Falta de incentivo afasta meninas das atividades esportivas: 
Aproximadamente 60% das estudantes acreditam que existe preconceito em relação às meninas praticarem esportes. Segundo elas, este preconceito é demonstrado pelos meninos, que foram citados em 91,5% das respostas. Um percentual de 26,5% das estudantes afirmaram se sentirem desconfortáveis com comentários sobre suas roupas. 

Assédio na escola: 
A pesquisa apresenta que 31,5% (sendo 7,1% muitas vezes + 24,4% algumas vezes) já se sentiu incomodada com atitudes/comentários de meninos. Dessas, 54,4% (sendo 11,9% muitas vezes +  42,5% algumas vezes) sentiu que havia maldade, segundas intenções. 53,8% não contou pra ninguém sobre essas atitudes. Racismo: Uma a cada 4 meninas sofre preconceito em ambiente escolar. De acordo com o levantamento, 26,9% das meninas entrevistadas dizem terem sido afetadas por algum tipo de prejulgamento/repúdio em suas instituições de ensino. Das vítimas, 38,1% atribui a ação ao racismo: 27,1% por ter cabelo crespo/enrolado; 11,0% por ser negra.

Racismo:
Uma a cada 4 meninas sofre preconceito em ambiente escolar. De acordo com o levantamento, 26,9% das meninas entrevistadas dizem terem sido afetadas por algum tipo de prejulgamento/repúdio em suas instituições de ensino. Das vítimas, 38,1% atribui a ação ao racismo: 27,1% por ter cabelo crespo/enrolado; 11,0% por ser negra; 

Saúde mental, educação e pandemia: 
Quase metade das meninas em idade escolar se queixam de ansiedade. A pesquisa apresenta que a maioria (48,9%) das meninas entrevistadas se diz, na maior parte do tempo, ansiosa. Ao todo, 68,3% das consultadas sentiram que a pandemia afetou sua saúde emocional, 65,9% disseram que a tristeza as abalou no período, outras 27,8% conviviam com o medo de perder alguém. Sem aulas presenciais, o desenvolvimento delas também sofreu um duro golpe. Os números mostram que 55,5% das meninas relataram ter dificuldades para participar de aulas remotas, 43,2% destas atribuíram à dificuldade de acesso à internet. Ainda segundo o levantamento, 48,2% afirmam ter percebido prejuízos importantes em sua aprendizagem durante a crise sanitária.

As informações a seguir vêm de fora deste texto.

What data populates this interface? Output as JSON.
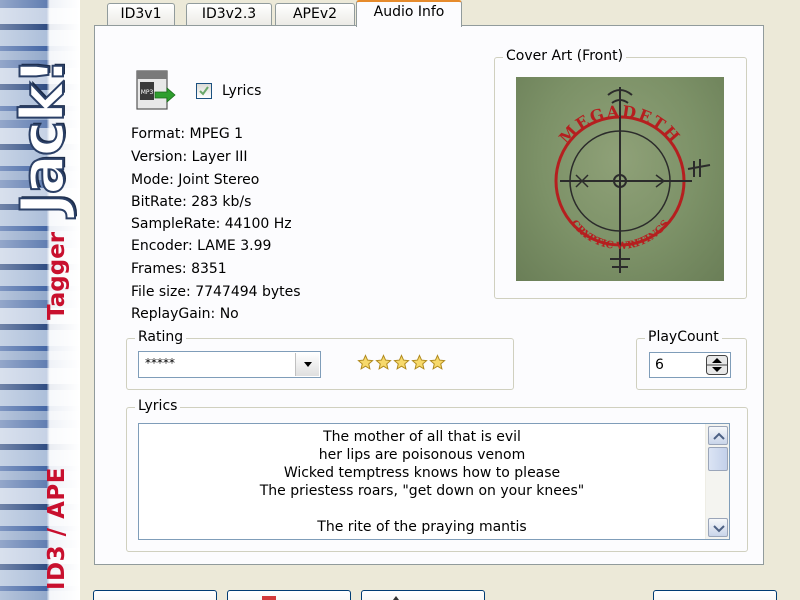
{
  "branding": {
    "logo": "Jack!",
    "subtitle_a": "ID3 / APE",
    "subtitle_b": "Tagger"
  },
  "tabs": [
    {
      "label": "ID3v1",
      "active": false
    },
    {
      "label": "ID3v2.3",
      "active": false
    },
    {
      "label": "APEv2",
      "active": false
    },
    {
      "label": "Audio Info",
      "active": true
    }
  ],
  "audio_info": {
    "lyrics_checkbox": {
      "label": "Lyrics",
      "checked": true
    },
    "lines": [
      "Format: MPEG 1",
      "Version: Layer III",
      "Mode: Joint Stereo",
      "BitRate: 283 kb/s",
      "SampleRate: 44100 Hz",
      "Encoder: LAME 3.99",
      "Frames: 8351",
      "File size: 7747494 bytes",
      "ReplayGain: No"
    ],
    "icon_label": "MP3"
  },
  "cover_art": {
    "title": "Cover Art (Front)",
    "band_text": "MEGADETH",
    "album_text": "CRYPTIC WRITINGS"
  },
  "rating": {
    "title": "Rating",
    "selected": "*****",
    "stars": 5
  },
  "playcount": {
    "title": "PlayCount",
    "value": "6"
  },
  "lyrics": {
    "title": "Lyrics",
    "lines": [
      "The mother of all that is evil",
      "her lips are poisonous venom",
      "Wicked temptress knows how to please",
      "The priestess roars, \"get down on your knees\"",
      "",
      "The rite of the praying mantis"
    ]
  },
  "colors": {
    "accent_tab": "#e68b2c",
    "brand_red": "#c8102e",
    "cover_red": "#b51f1f",
    "cover_bg": "#7c9167"
  }
}
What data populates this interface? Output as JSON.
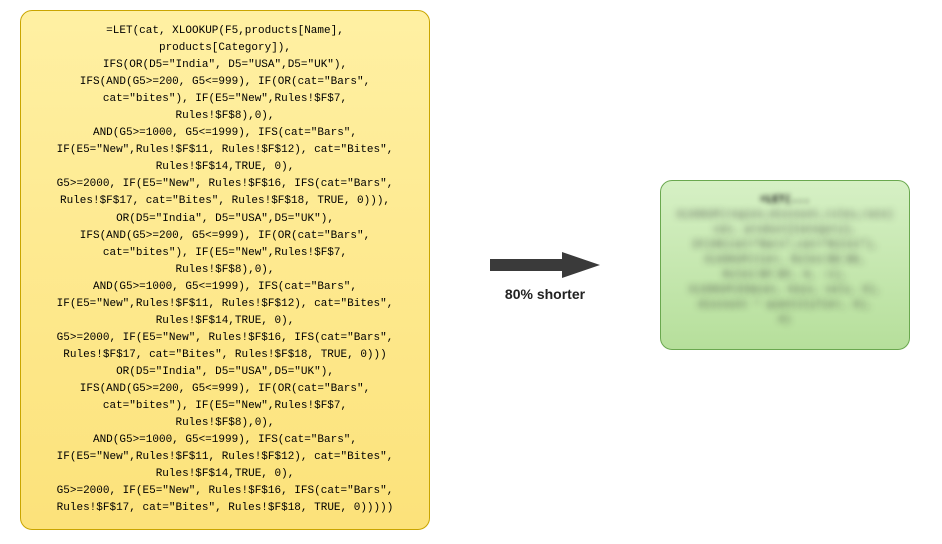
{
  "left_formula": {
    "lines": [
      "=LET(cat, XLOOKUP(F5,products[Name],",
      "products[Category]),",
      "IFS(OR(D5=\"India\", D5=\"USA\",D5=\"UK\"),",
      "IFS(AND(G5>=200, G5<=999), IF(OR(cat=\"Bars\",",
      "cat=\"bites\"), IF(E5=\"New\",Rules!$F$7,",
      "Rules!$F$8),0),",
      "AND(G5>=1000, G5<=1999), IFS(cat=\"Bars\",",
      "IF(E5=\"New\",Rules!$F$11, Rules!$F$12), cat=\"Bites\",",
      "Rules!$F$14,TRUE, 0),",
      "G5>=2000, IF(E5=\"New\", Rules!$F$16, IFS(cat=\"Bars\",",
      "Rules!$F$17, cat=\"Bites\", Rules!$F$18, TRUE, 0))),",
      "OR(D5=\"India\", D5=\"USA\",D5=\"UK\"),",
      "IFS(AND(G5>=200, G5<=999), IF(OR(cat=\"Bars\",",
      "cat=\"bites\"), IF(E5=\"New\",Rules!$F$7,",
      "Rules!$F$8),0),",
      "AND(G5>=1000, G5<=1999), IFS(cat=\"Bars\",",
      "IF(E5=\"New\",Rules!$F$11, Rules!$F$12), cat=\"Bites\",",
      "Rules!$F$14,TRUE, 0),",
      "G5>=2000, IF(E5=\"New\", Rules!$F$16, IFS(cat=\"Bars\",",
      "Rules!$F$17, cat=\"Bites\", Rules!$F$18, TRUE, 0)))",
      "OR(D5=\"India\", D5=\"USA\",D5=\"UK\"),",
      "IFS(AND(G5>=200, G5<=999), IF(OR(cat=\"Bars\",",
      "cat=\"bites\"), IF(E5=\"New\",Rules!$F$7,",
      "Rules!$F$8),0),",
      "AND(G5>=1000, G5<=1999), IFS(cat=\"Bars\",",
      "IF(E5=\"New\",Rules!$F$11, Rules!$F$12), cat=\"Bites\",",
      "Rules!$F$14,TRUE, 0),",
      "G5>=2000, IF(E5=\"New\", Rules!$F$16, IFS(cat=\"Bars\",",
      "Rules!$F$17, cat=\"Bites\", Rules!$F$18, TRUE, 0)))))"
    ]
  },
  "arrow": {
    "label": "80% shorter"
  },
  "right_formula": {
    "lines": [
      "=LET(...",
      "XLOOKUP(region,discount_rules,rate)",
      "cat, product[Category],",
      "IF(OR(cat=\"Bars\",cat=\"Bites\"),",
      "XLOOKUP(tier, Rules!$E:$E,",
      "Rules!$F:$F, 0, -1),",
      "XLOOKUP(E5&cat, keys, vals, 0),",
      "discount * quantityTier, 0),",
      "0)"
    ]
  }
}
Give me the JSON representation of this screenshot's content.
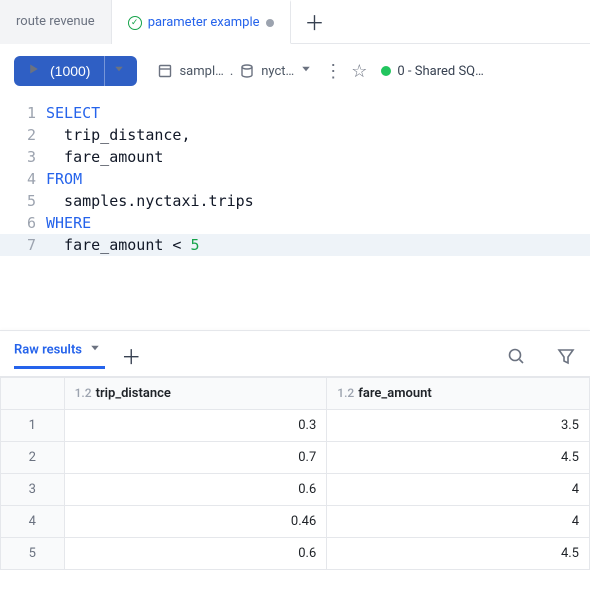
{
  "tabs": {
    "items": [
      {
        "label": "route revenue",
        "active": false,
        "dirty": false,
        "status": null
      },
      {
        "label": "parameter example",
        "active": true,
        "dirty": true,
        "status": "success"
      }
    ]
  },
  "toolbar": {
    "run_label": "(1000)",
    "catalog_label": "sampl…",
    "schema_label": "nyct…",
    "compute_label": "0 - Shared SQ…"
  },
  "editor": {
    "lines": [
      {
        "n": "1",
        "kw": "SELECT",
        "rest": ""
      },
      {
        "n": "2",
        "kw": "",
        "rest": "  trip_distance,"
      },
      {
        "n": "3",
        "kw": "",
        "rest": "  fare_amount"
      },
      {
        "n": "4",
        "kw": "FROM",
        "rest": ""
      },
      {
        "n": "5",
        "kw": "",
        "rest": "  samples.nyctaxi.trips"
      },
      {
        "n": "6",
        "kw": "WHERE",
        "rest": ""
      },
      {
        "n": "7",
        "kw": "",
        "rest": "  fare_amount < ",
        "num": "5",
        "hl": true
      }
    ]
  },
  "results": {
    "tab_label": "Raw results",
    "type_badge": "1.2",
    "columns": [
      "trip_distance",
      "fare_amount"
    ],
    "rows": [
      {
        "n": "1",
        "c0": "0.3",
        "c1": "3.5"
      },
      {
        "n": "2",
        "c0": "0.7",
        "c1": "4.5"
      },
      {
        "n": "3",
        "c0": "0.6",
        "c1": "4"
      },
      {
        "n": "4",
        "c0": "0.46",
        "c1": "4"
      },
      {
        "n": "5",
        "c0": "0.6",
        "c1": "4.5"
      }
    ]
  },
  "chart_data": {
    "type": "table",
    "columns": [
      "trip_distance",
      "fare_amount"
    ],
    "rows": [
      [
        0.3,
        3.5
      ],
      [
        0.7,
        4.5
      ],
      [
        0.6,
        4
      ],
      [
        0.46,
        4
      ],
      [
        0.6,
        4.5
      ]
    ]
  }
}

Sobre o Na Trilha da Educação. Gênero e Políticas Públicas para Meninas
O projeto tem entre as suas principais premissas: educação como direito fundamental; escola como espaço de proteção para garantia dos direitos das crianças e adolescentes; e direitos iguais para meninas e meninos independente de cor, raça, classe social, identidade de gênero ou religião. Além de incidência política, ao longo de dois anos, “Na trilha da Educação” promoveu formações, ações de comunicação para disseminar as pautas de enfrentamento às desigualdades de gênero e a articulação da rede de proteção. Desenvolvida desde 2020 pelo Cendhec, a iniciativa conta com apoio do Fundo Malala e tem como objetivo contribuir com a formulação de políticas que promovam o enfrentamento às desigualdades de gênero na educação pública para promover a autonomia e o desenvolvimento integral das meninas. 

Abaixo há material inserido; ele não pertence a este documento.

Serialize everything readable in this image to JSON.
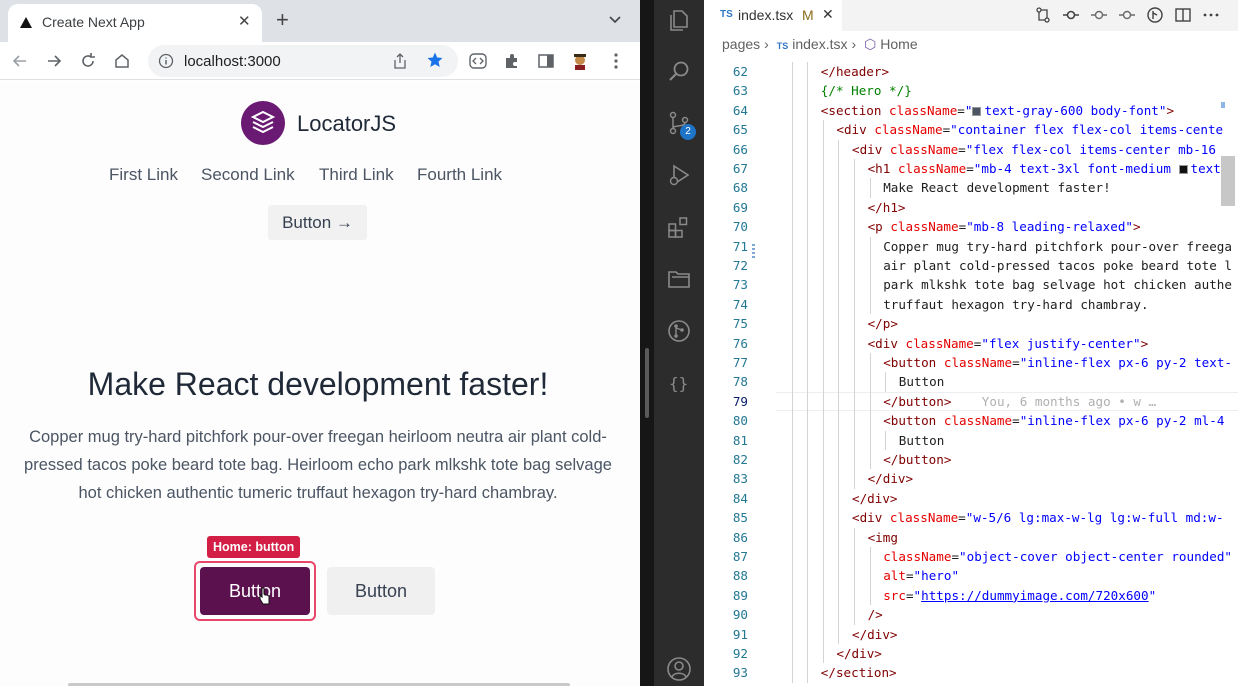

“A pesquisa é uma ferramenta muito importante para conhecer os problemas que as meninas enfrentam nas escolas. A partir desses dados e informações, o poder público pode elaborar estratégias e políticas que garantam a equidade de gênero nas escolas”, diz Maíra Martins, representante do Fundo Malala no Brasil. A Rede de Ativistas pela Educação, estabelecida pelo Fundo, tem o objetivo de investir, apoiar e dar visibilidade ao trabalho de ativistas pela causa em dez países: Afeganistão, Bangladesh, Brasil, Etiópia, Índia, Líbano, Nigéria, Paquistão, Tanzânia e Turquia. No Brasil, a Rede Malala conta com 11 integrantes e suas organizações, incluindo Paula Ferreira, do Cendhec.